The current poverty line is $21,203 for a family of four, $10,590 for a single person, and $9,944 for a person over 65 (based on the supposition that older people need less to live on). An estimated 37 million Americans lived below the poverty line in 2007, including 3.6 million over 65. That number is expected to climb by as many as 10.3 million based on projections for the depth and duration of the recession, Greenstein said.
Already those on food stamps is up 9.6 percent, or by nearly 3 million people since August. One sign of the hard times: 40,000 mobbed a Colorado farm whose owner invited area neighbors to come pick at leftover crops. In nearly half of 22 states, including much of the South, the formerly industrial Midwest and New York, one in 10 residents receives food-stamp benefits, according to the Food Research and Action Center.
There may be better news ahead: I doubt President-elect Obama and his Democratic Congress will be as penurious on social and domestic spending as the departing administration. President George W. Bush reluctantly agreed to extend unemployment benefits, but the next Congress is expected to expand these benefits and provide further relief to besieged homeowners, middle-class taxpayers and the poor.
Also, as markets have soured for Ann M. and millions of other retirees and proven their unreliability for retirement, and employers have ended matches for 401(k)s or canceled pensions, Social Security has raised benefits by 5.8 percent for 2009 for 50 million Americans.

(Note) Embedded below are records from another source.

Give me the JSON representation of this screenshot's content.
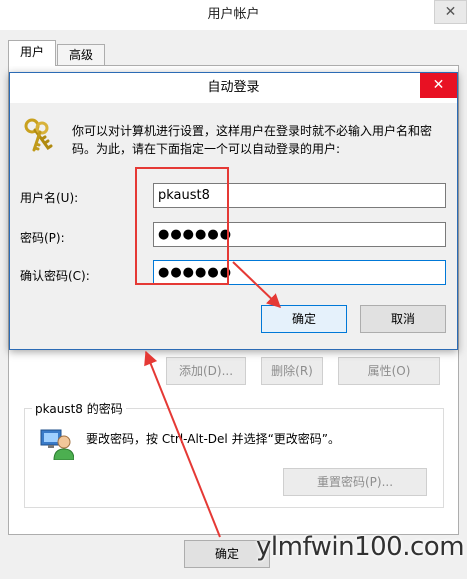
{
  "back_window": {
    "title": "用户帐户",
    "close_glyph": "✕",
    "tabs": [
      {
        "label": "用户"
      },
      {
        "label": "高级"
      }
    ],
    "buttons": {
      "add": "添加(D)...",
      "delete": "删除(R)",
      "properties": "属性(O)"
    },
    "password_group": {
      "title": "pkaust8 的密码",
      "text": "要改密码，按 Ctrl-Alt-Del 并选择“更改密码”。",
      "reset_button": "重置密码(P)..."
    },
    "ok_button": "确定"
  },
  "dialog": {
    "title": "自动登录",
    "close_glyph": "✕",
    "description_line1": "你可以对计算机进行设置，这样用户在登录时就不必输入用户名和密",
    "description_line2": "码。为此，请在下面指定一个可以自动登录的用户:",
    "fields": {
      "username_label": "用户名(U):",
      "username_value": "pkaust8",
      "password_label": "密码(P):",
      "password_value": "●●●●●●",
      "confirm_label": "确认密码(C):",
      "confirm_value": "●●●●●●"
    },
    "buttons": {
      "ok": "确定",
      "cancel": "取消"
    }
  },
  "watermark": "ylmfwin100.com",
  "colors": {
    "annotation": "#e53935",
    "close_red": "#e81123",
    "focus_blue": "#0078d7"
  }
}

Social Security benefits continue through wars and recessions. No matter what happens with the economy, Social Security will continue to provide nearly 40 percent of pre-retirement income for the average beneficiary, as intended when the program became law 72 years ago. Social Security benefits have kept millions of older Americans from falling into deep poverty. Social Security payments account for more than half the income of most beneficiaries and 90 percent of the income of 16 million people.
Social Security will continue to provide survivor benefits for 6.5 million children. Supplemental Security Income, or SSI, is still available for the very poor. Social Security Disability Insurance payments will continue for 9 million disabled workers and dependents.
And the second pillar of the nation's social insurance system, Medicare, will continue its health protections for 45 million older and disabled Americans despite hard economic times and the failures of private insurance.
But the best news: For at least the next four years these programs will be safe from predatory politics.